Remember, in my initial bacterial model, I utilized the observed average fixation rate of 1,600 generations. First notice that JF completely omits to mention that he incorrectly assumed that this was a successional-mutations regime and tried to claim that I was wrong because I was unaware of parallel mutations. However, it was a concurrent-mutations regime, which is why I pointed out in my post-debate analysis that JF was wrong and that particular objection was irrelevant.

Second, I directly addressed the possibility of faster fixation rates in mammals.

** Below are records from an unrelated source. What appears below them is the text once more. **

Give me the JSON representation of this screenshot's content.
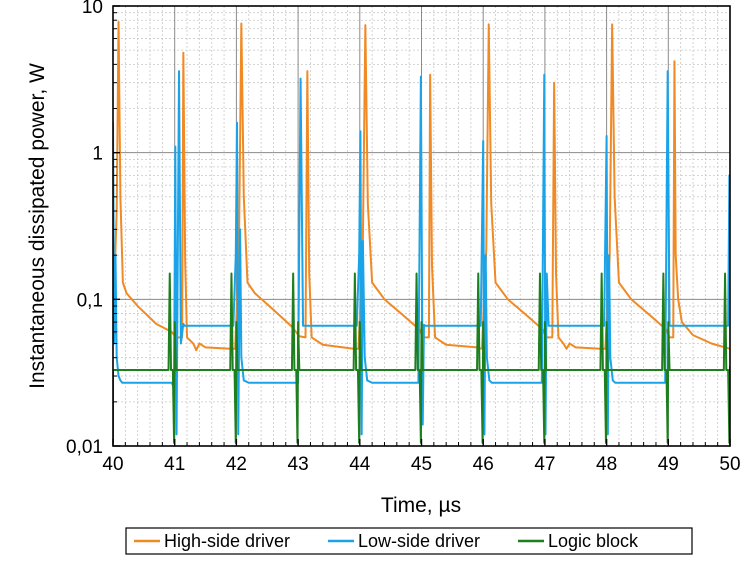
{
  "chart_data": {
    "type": "line",
    "title": "",
    "xlabel": "Time, µs",
    "ylabel": "Instantaneous dissipated power, W",
    "xlim": [
      40,
      50
    ],
    "ylim": [
      0.01,
      10
    ],
    "yscale": "log",
    "grid": true,
    "x_ticks": [
      40,
      41,
      42,
      43,
      44,
      45,
      46,
      47,
      48,
      49,
      50
    ],
    "x_tick_labels": [
      "40",
      "41",
      "42",
      "43",
      "44",
      "45",
      "46",
      "47",
      "48",
      "49",
      "50"
    ],
    "y_ticks": [
      0.01,
      0.1,
      1,
      10
    ],
    "y_tick_labels": [
      "0,01",
      "0,1",
      "1",
      "10"
    ],
    "legend_position": "bottom",
    "series": [
      {
        "name": "High-side driver",
        "color": "#F08A24",
        "x": [
          40.0,
          40.06,
          40.09,
          40.12,
          40.16,
          40.22,
          40.4,
          40.7,
          40.95,
          41.02,
          41.12,
          41.14,
          41.17,
          41.2,
          41.3,
          41.35,
          41.4,
          41.5,
          41.9,
          41.98,
          42.04,
          42.08,
          42.12,
          42.18,
          42.3,
          42.6,
          42.9,
          43.02,
          43.12,
          43.15,
          43.18,
          43.22,
          43.4,
          43.9,
          43.98,
          44.05,
          44.09,
          44.13,
          44.2,
          44.4,
          44.7,
          44.97,
          45.02,
          45.12,
          45.14,
          45.17,
          45.22,
          45.4,
          45.9,
          45.98,
          46.05,
          46.09,
          46.13,
          46.2,
          46.4,
          46.7,
          46.97,
          47.02,
          47.12,
          47.15,
          47.18,
          47.22,
          47.3,
          47.35,
          47.4,
          47.5,
          47.9,
          47.98,
          48.05,
          48.09,
          48.13,
          48.2,
          48.4,
          48.7,
          48.97,
          49.02,
          49.08,
          49.1,
          49.12,
          49.16,
          49.22,
          49.4,
          49.7,
          50.0
        ],
        "y": [
          0.065,
          0.4,
          7.8,
          0.5,
          0.13,
          0.11,
          0.09,
          0.068,
          0.06,
          0.055,
          0.055,
          4.8,
          0.18,
          0.055,
          0.05,
          0.045,
          0.05,
          0.047,
          0.046,
          0.046,
          0.2,
          7.6,
          0.5,
          0.13,
          0.11,
          0.085,
          0.065,
          0.056,
          0.055,
          3.6,
          0.15,
          0.055,
          0.049,
          0.046,
          0.046,
          0.25,
          7.4,
          0.45,
          0.13,
          0.1,
          0.078,
          0.062,
          0.055,
          0.055,
          3.4,
          0.17,
          0.055,
          0.049,
          0.047,
          0.046,
          0.22,
          7.5,
          0.45,
          0.13,
          0.1,
          0.078,
          0.062,
          0.055,
          0.055,
          3.0,
          0.15,
          0.055,
          0.05,
          0.046,
          0.05,
          0.047,
          0.046,
          0.046,
          0.2,
          7.5,
          0.5,
          0.13,
          0.1,
          0.078,
          0.062,
          0.055,
          0.055,
          4.2,
          0.2,
          0.1,
          0.07,
          0.057,
          0.05,
          0.046
        ]
      },
      {
        "name": "Low-side driver",
        "color": "#1AA3E8",
        "x": [
          39.98,
          40.0,
          40.02,
          40.04,
          40.06,
          40.09,
          40.12,
          40.15,
          40.2,
          40.95,
          40.99,
          41.01,
          41.03,
          41.05,
          41.07,
          41.1,
          41.14,
          41.16,
          41.2,
          41.25,
          41.95,
          41.99,
          42.01,
          42.03,
          42.06,
          42.08,
          42.12,
          42.2,
          42.3,
          43.0,
          43.04,
          43.08,
          43.1,
          43.12,
          43.16,
          43.2,
          43.95,
          43.99,
          44.01,
          44.03,
          44.05,
          44.08,
          44.12,
          44.2,
          44.3,
          44.95,
          44.99,
          45.02,
          45.04,
          45.06,
          45.08,
          45.12,
          45.2,
          45.96,
          46.0,
          46.02,
          46.04,
          46.06,
          46.1,
          46.14,
          46.2,
          46.3,
          46.95,
          46.99,
          47.01,
          47.03,
          47.06,
          47.08,
          47.12,
          47.2,
          47.96,
          48.0,
          48.02,
          48.04,
          48.06,
          48.1,
          48.14,
          48.2,
          48.3,
          48.95,
          48.99,
          49.02,
          49.04,
          49.06,
          49.08,
          49.12,
          49.2,
          49.97,
          49.99,
          50.0
        ],
        "y": [
          0.3,
          1.6,
          0.05,
          0.2,
          0.04,
          0.03,
          0.028,
          0.027,
          0.027,
          0.027,
          0.025,
          1.1,
          0.012,
          0.2,
          3.6,
          0.05,
          0.068,
          0.066,
          0.066,
          0.066,
          0.066,
          0.2,
          1.6,
          0.012,
          0.3,
          0.04,
          0.028,
          0.027,
          0.027,
          0.027,
          3.2,
          0.066,
          0.066,
          0.066,
          0.066,
          0.066,
          0.066,
          0.2,
          1.4,
          0.012,
          0.25,
          0.04,
          0.028,
          0.027,
          0.027,
          0.027,
          3.3,
          0.014,
          0.067,
          0.066,
          0.066,
          0.066,
          0.066,
          0.066,
          1.2,
          0.012,
          0.2,
          0.04,
          0.028,
          0.027,
          0.027,
          0.027,
          0.027,
          3.4,
          0.012,
          0.15,
          0.066,
          0.066,
          0.066,
          0.066,
          0.066,
          1.3,
          0.012,
          0.2,
          0.04,
          0.028,
          0.027,
          0.027,
          0.027,
          0.027,
          3.6,
          0.066,
          0.066,
          0.066,
          0.066,
          0.066,
          0.066,
          0.066,
          0.7,
          0.5
        ]
      },
      {
        "name": "Logic block",
        "color": "#1E7F1E",
        "x": [
          40.0,
          40.0,
          40.0,
          40.15,
          40.9,
          40.92,
          40.94,
          40.97,
          40.99,
          41.0,
          41.02,
          41.04,
          41.1,
          41.9,
          41.92,
          41.94,
          41.97,
          41.99,
          42.0,
          42.02,
          42.04,
          42.1,
          42.9,
          42.92,
          42.94,
          42.97,
          42.99,
          43.0,
          43.02,
          43.04,
          43.1,
          43.9,
          43.92,
          43.94,
          43.97,
          43.99,
          44.0,
          44.02,
          44.04,
          44.1,
          44.9,
          44.92,
          44.94,
          44.97,
          44.99,
          45.0,
          45.02,
          45.04,
          45.1,
          45.9,
          45.92,
          45.94,
          45.97,
          45.99,
          46.0,
          46.02,
          46.04,
          46.1,
          46.9,
          46.92,
          46.94,
          46.97,
          46.99,
          47.0,
          47.02,
          47.04,
          47.1,
          47.9,
          47.92,
          47.94,
          47.97,
          47.99,
          48.0,
          48.02,
          48.04,
          48.1,
          48.9,
          48.92,
          48.94,
          48.97,
          48.99,
          49.0,
          49.02,
          49.04,
          49.1,
          49.9,
          49.92,
          49.94,
          49.97,
          49.99,
          50.0
        ],
        "y": [
          0.0105,
          0.0105,
          0.033,
          0.033,
          0.033,
          0.15,
          0.033,
          0.033,
          0.0105,
          0.07,
          0.033,
          0.033,
          0.033,
          0.033,
          0.15,
          0.033,
          0.033,
          0.0105,
          0.07,
          0.033,
          0.033,
          0.033,
          0.033,
          0.15,
          0.033,
          0.033,
          0.0105,
          0.07,
          0.033,
          0.033,
          0.033,
          0.033,
          0.15,
          0.033,
          0.033,
          0.0105,
          0.07,
          0.033,
          0.033,
          0.033,
          0.033,
          0.15,
          0.033,
          0.033,
          0.0105,
          0.07,
          0.033,
          0.033,
          0.033,
          0.033,
          0.15,
          0.033,
          0.033,
          0.0105,
          0.07,
          0.033,
          0.033,
          0.033,
          0.033,
          0.15,
          0.033,
          0.033,
          0.0105,
          0.07,
          0.033,
          0.033,
          0.033,
          0.033,
          0.15,
          0.033,
          0.033,
          0.0105,
          0.07,
          0.033,
          0.033,
          0.033,
          0.033,
          0.15,
          0.033,
          0.033,
          0.0105,
          0.07,
          0.033,
          0.033,
          0.033,
          0.033,
          0.15,
          0.033,
          0.033,
          0.0105,
          0.035
        ]
      }
    ]
  }
}
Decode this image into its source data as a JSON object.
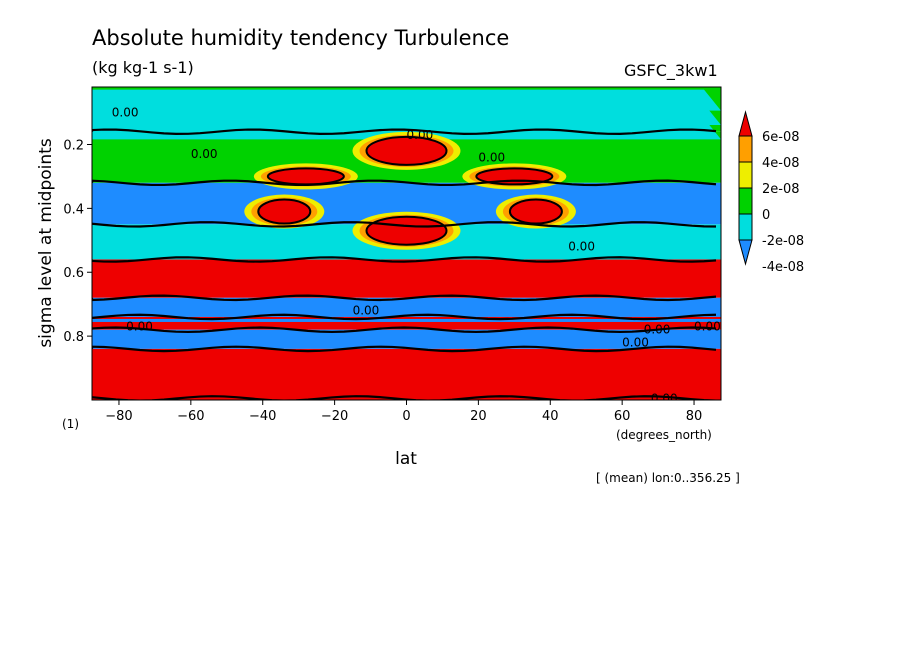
{
  "chart_data": {
    "type": "heatmap",
    "title": "Absolute humidity tendency Turbulence",
    "subtitle": "(kg kg-1 s-1)",
    "dataset_label": "GSFC_3kw1",
    "xlabel": "lat",
    "x_unit_label": "(degrees_north)",
    "ylabel": "sigma level at midpoints",
    "panel_label": "(1)",
    "footer": "[ (mean) lon:0..356.25 ]",
    "xlim": [
      -87.5,
      87.5
    ],
    "ylim": [
      1.0,
      0.02
    ],
    "y_inverted": true,
    "x_ticks": [
      -80,
      -60,
      -40,
      -20,
      0,
      20,
      40,
      60,
      80
    ],
    "x_tick_labels": [
      "−80",
      "−60",
      "−40",
      "−20",
      "0",
      "20",
      "40",
      "60",
      "80"
    ],
    "y_ticks": [
      0.2,
      0.4,
      0.6,
      0.8
    ],
    "y_tick_labels": [
      "0.2",
      "0.4",
      "0.6",
      "0.8"
    ],
    "colorbar": {
      "levels": [
        "6e-08",
        "4e-08",
        "2e-08",
        "0",
        "-2e-08",
        "-4e-08"
      ],
      "colors": [
        "#ee0000",
        "#ff9f00",
        "#eeee00",
        "#00d200",
        "#00dede",
        "#1e8cff"
      ]
    },
    "bands": [
      {
        "y_from": 0.02,
        "y_to": 0.16,
        "value": 0.0,
        "note": "alternating near-zero green/cyan"
      },
      {
        "y_from": 0.16,
        "y_to": 0.32,
        "value": 1e-08
      },
      {
        "y_from": 0.32,
        "y_to": 0.45,
        "value": -4e-08
      },
      {
        "y_from": 0.45,
        "y_to": 0.56,
        "value": -2e-08
      },
      {
        "y_from": 0.56,
        "y_to": 0.68,
        "value": 6e-08
      },
      {
        "y_from": 0.68,
        "y_to": 0.74,
        "value": -4e-08
      },
      {
        "y_from": 0.74,
        "y_to": 0.78,
        "value": 6e-08
      },
      {
        "y_from": 0.78,
        "y_to": 0.84,
        "value": -4e-08
      },
      {
        "y_from": 0.84,
        "y_to": 1.0,
        "value": 6e-08
      }
    ],
    "features": [
      {
        "lat": 0,
        "sigma": 0.22,
        "value": 6e-08
      },
      {
        "lat": 0,
        "sigma": 0.47,
        "value": 6e-08
      },
      {
        "lat": -34,
        "sigma": 0.41,
        "value": 6e-08
      },
      {
        "lat": 36,
        "sigma": 0.41,
        "value": 6e-08
      },
      {
        "lat": -28,
        "sigma": 0.3,
        "value": 6e-08
      },
      {
        "lat": 30,
        "sigma": 0.3,
        "value": 6e-08
      }
    ],
    "contour_labels": [
      "0.00",
      "0.00",
      "0.00",
      "0.00",
      "0.00",
      "0.00",
      "0.00",
      "0.00",
      "0.00",
      "0.00",
      "0.00"
    ]
  }
}
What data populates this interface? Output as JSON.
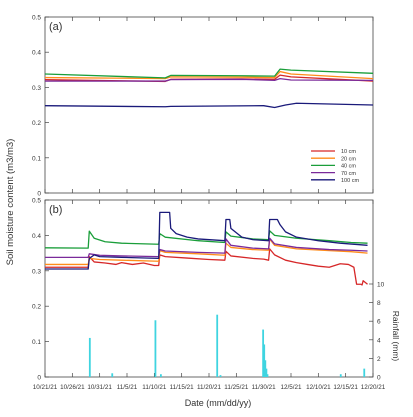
{
  "figure": {
    "ylabel": "Soil moisture content (m3/m3)",
    "xlabel": "Date (mm/dd/yy)",
    "rain_label": "Rainfall (mm)"
  },
  "chart_data": [
    {
      "type": "line",
      "panel_label": "(a)",
      "ylim": [
        0,
        0.5
      ],
      "yticks": [
        "0",
        "0.1",
        "0.2",
        "0.3",
        "0.4",
        "0.5"
      ],
      "legend_position": "bottom-right",
      "x_range_days": [
        0,
        60
      ],
      "series": [
        {
          "name": "10 cm",
          "color": "#d62728",
          "points": [
            [
              0,
              0.322
            ],
            [
              22,
              0.317
            ],
            [
              23,
              0.323
            ],
            [
              36,
              0.324
            ],
            [
              42,
              0.323
            ],
            [
              43,
              0.335
            ],
            [
              45,
              0.33
            ],
            [
              60,
              0.318
            ]
          ]
        },
        {
          "name": "20 cm",
          "color": "#ff8c1a",
          "points": [
            [
              0,
              0.328
            ],
            [
              22,
              0.325
            ],
            [
              23,
              0.33
            ],
            [
              36,
              0.329
            ],
            [
              42,
              0.328
            ],
            [
              43,
              0.345
            ],
            [
              45,
              0.338
            ],
            [
              60,
              0.325
            ]
          ]
        },
        {
          "name": "40 cm",
          "color": "#1a9e3a",
          "points": [
            [
              0,
              0.338
            ],
            [
              22,
              0.327
            ],
            [
              23,
              0.334
            ],
            [
              36,
              0.333
            ],
            [
              42,
              0.332
            ],
            [
              43,
              0.352
            ],
            [
              45,
              0.349
            ],
            [
              60,
              0.34
            ]
          ]
        },
        {
          "name": "70 cm",
          "color": "#7a2a9a",
          "points": [
            [
              0,
              0.318
            ],
            [
              22,
              0.318
            ],
            [
              23,
              0.322
            ],
            [
              36,
              0.323
            ],
            [
              42,
              0.32
            ],
            [
              43,
              0.325
            ],
            [
              45,
              0.321
            ],
            [
              60,
              0.32
            ]
          ]
        },
        {
          "name": "100 cm",
          "color": "#1a1a7a",
          "points": [
            [
              0,
              0.248
            ],
            [
              22,
              0.245
            ],
            [
              23,
              0.246
            ],
            [
              40,
              0.248
            ],
            [
              42,
              0.243
            ],
            [
              44,
              0.25
            ],
            [
              46,
              0.255
            ],
            [
              60,
              0.25
            ]
          ]
        }
      ]
    },
    {
      "type": "line",
      "panel_label": "(b)",
      "ylim": [
        0,
        0.5
      ],
      "yticks": [
        "0",
        "0.1",
        "0.2",
        "0.3",
        "0.4",
        "0.5"
      ],
      "rain_ylim": [
        0,
        10
      ],
      "rain_yticks": [
        "0",
        "2",
        "4",
        "6",
        "8",
        "10"
      ],
      "x_range_days": [
        0,
        60
      ],
      "xticks": [
        "10/21/21",
        "10/26/21",
        "10/31/21",
        "11/5/21",
        "11/10/21",
        "11/15/21",
        "11/20/21",
        "11/25/21",
        "11/30/21",
        "12/5/21",
        "12/10/21",
        "12/15/21",
        "12/20/21"
      ],
      "series": [
        {
          "name": "10 cm",
          "color": "#d62728",
          "points": [
            [
              0,
              0.31
            ],
            [
              7.9,
              0.31
            ],
            [
              8.1,
              0.34
            ],
            [
              9,
              0.325
            ],
            [
              11,
              0.322
            ],
            [
              13,
              0.318
            ],
            [
              14,
              0.323
            ],
            [
              16,
              0.318
            ],
            [
              18,
              0.322
            ],
            [
              20,
              0.315
            ],
            [
              20.8,
              0.315
            ],
            [
              21,
              0.345
            ],
            [
              22,
              0.34
            ],
            [
              26,
              0.336
            ],
            [
              30,
              0.332
            ],
            [
              32.9,
              0.33
            ],
            [
              33.1,
              0.355
            ],
            [
              34,
              0.342
            ],
            [
              38,
              0.335
            ],
            [
              40,
              0.333
            ],
            [
              40.9,
              0.33
            ],
            [
              41.1,
              0.362
            ],
            [
              42,
              0.345
            ],
            [
              44,
              0.33
            ],
            [
              46,
              0.323
            ],
            [
              48,
              0.318
            ],
            [
              50,
              0.313
            ],
            [
              52,
              0.31
            ],
            [
              54,
              0.32
            ],
            [
              55.5,
              0.318
            ],
            [
              56.5,
              0.31
            ],
            [
              57,
              0.262
            ],
            [
              57.8,
              0.262
            ],
            [
              58,
              0.26
            ],
            [
              58.2,
              0.272
            ],
            [
              59,
              0.262
            ]
          ]
        },
        {
          "name": "20 cm",
          "color": "#ff8c1a",
          "points": [
            [
              0,
              0.318
            ],
            [
              7.9,
              0.318
            ],
            [
              8.1,
              0.335
            ],
            [
              10,
              0.332
            ],
            [
              14,
              0.33
            ],
            [
              20.8,
              0.327
            ],
            [
              21,
              0.357
            ],
            [
              22,
              0.352
            ],
            [
              28,
              0.348
            ],
            [
              32.9,
              0.344
            ],
            [
              33.1,
              0.378
            ],
            [
              34,
              0.366
            ],
            [
              38,
              0.36
            ],
            [
              40.9,
              0.358
            ],
            [
              41.1,
              0.39
            ],
            [
              42,
              0.372
            ],
            [
              46,
              0.362
            ],
            [
              52,
              0.357
            ],
            [
              56,
              0.354
            ],
            [
              59,
              0.35
            ]
          ]
        },
        {
          "name": "40 cm",
          "color": "#1a9e3a",
          "points": [
            [
              0,
              0.365
            ],
            [
              7.9,
              0.364
            ],
            [
              8.1,
              0.412
            ],
            [
              9,
              0.392
            ],
            [
              11,
              0.382
            ],
            [
              14,
              0.378
            ],
            [
              20.8,
              0.375
            ],
            [
              21,
              0.405
            ],
            [
              22,
              0.395
            ],
            [
              28,
              0.385
            ],
            [
              32.9,
              0.38
            ],
            [
              33.1,
              0.41
            ],
            [
              34,
              0.398
            ],
            [
              38,
              0.39
            ],
            [
              40.9,
              0.388
            ],
            [
              41.1,
              0.413
            ],
            [
              42,
              0.4
            ],
            [
              46,
              0.392
            ],
            [
              52,
              0.385
            ],
            [
              56,
              0.38
            ],
            [
              59,
              0.378
            ]
          ]
        },
        {
          "name": "70 cm",
          "color": "#7a2a9a",
          "points": [
            [
              0,
              0.338
            ],
            [
              7.9,
              0.338
            ],
            [
              8.1,
              0.348
            ],
            [
              10,
              0.344
            ],
            [
              14,
              0.342
            ],
            [
              20.8,
              0.34
            ],
            [
              21,
              0.36
            ],
            [
              22,
              0.356
            ],
            [
              28,
              0.352
            ],
            [
              32.9,
              0.35
            ],
            [
              33.1,
              0.39
            ],
            [
              34,
              0.372
            ],
            [
              38,
              0.364
            ],
            [
              40.9,
              0.362
            ],
            [
              41.1,
              0.392
            ],
            [
              42,
              0.376
            ],
            [
              46,
              0.366
            ],
            [
              52,
              0.36
            ],
            [
              56,
              0.358
            ],
            [
              59,
              0.356
            ]
          ]
        },
        {
          "name": "100 cm",
          "color": "#1a1a7a",
          "points": [
            [
              0,
              0.305
            ],
            [
              7.9,
              0.305
            ],
            [
              8.1,
              0.335
            ],
            [
              9,
              0.345
            ],
            [
              10,
              0.34
            ],
            [
              14,
              0.338
            ],
            [
              20.8,
              0.335
            ],
            [
              21,
              0.465
            ],
            [
              22.8,
              0.465
            ],
            [
              23,
              0.42
            ],
            [
              24,
              0.405
            ],
            [
              26,
              0.395
            ],
            [
              28,
              0.39
            ],
            [
              32.9,
              0.385
            ],
            [
              33.1,
              0.445
            ],
            [
              33.8,
              0.445
            ],
            [
              34,
              0.42
            ],
            [
              36,
              0.395
            ],
            [
              38,
              0.388
            ],
            [
              40.9,
              0.385
            ],
            [
              41.1,
              0.445
            ],
            [
              42.5,
              0.445
            ],
            [
              43,
              0.43
            ],
            [
              44,
              0.41
            ],
            [
              46,
              0.395
            ],
            [
              50,
              0.385
            ],
            [
              54,
              0.378
            ],
            [
              59,
              0.372
            ]
          ]
        }
      ],
      "rainfall": [
        [
          8.2,
          4.2
        ],
        [
          12.3,
          0.4
        ],
        [
          20.2,
          6.1
        ],
        [
          21.2,
          0.3
        ],
        [
          31.5,
          6.7
        ],
        [
          32.1,
          0.2
        ],
        [
          39.9,
          5.1
        ],
        [
          40.1,
          3.5
        ],
        [
          40.3,
          1.8
        ],
        [
          40.5,
          0.9
        ],
        [
          40.7,
          0.3
        ],
        [
          54.1,
          0.3
        ],
        [
          58.4,
          0.9
        ]
      ]
    }
  ]
}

In fact, I came up with a completely different fixation model which was built around the idea of a minimum viable population mutating into a recurring series of minimum viable populations. It should be conceptually impossible for fixation to occur any faster than this barring genetic engineering, even if we take asteroids, volcanoes, Biblical floods, and other possible catastrophes into account. This rate reduced the average fixed mutation propagation time from 1,600 to 15.7 generations, more than two orders of magnitude faster than the observed parallel fixation rate. And despite this average rate being considerably faster than any fixation event that has ever been observed or even seriously proposed, the recurring minimum viable population scenario still renders even the maximal evolutionary timelines highly improbable to the point of being considered a mathematical impossibility given the observed genetic differences.

So, it is clear that despite his PhD in biology, JF completely failed to grasp that I had already foreseen and accounted for his objections, and not only that, he still doesn’t understand the significance of the numbers that I cited any better than he understood the math of Askhkenazi intelligence before having it explained to him three times. And he still doesn’t understand that the number of seeds scattered about the forest floor has very, very little to do with calculating the average annual growth rate of the tallest trees in the forest. And finally, his claim that fixation is a mathematical illusion is belied by the continued attempts of more serious and competent biologists to address that very issue.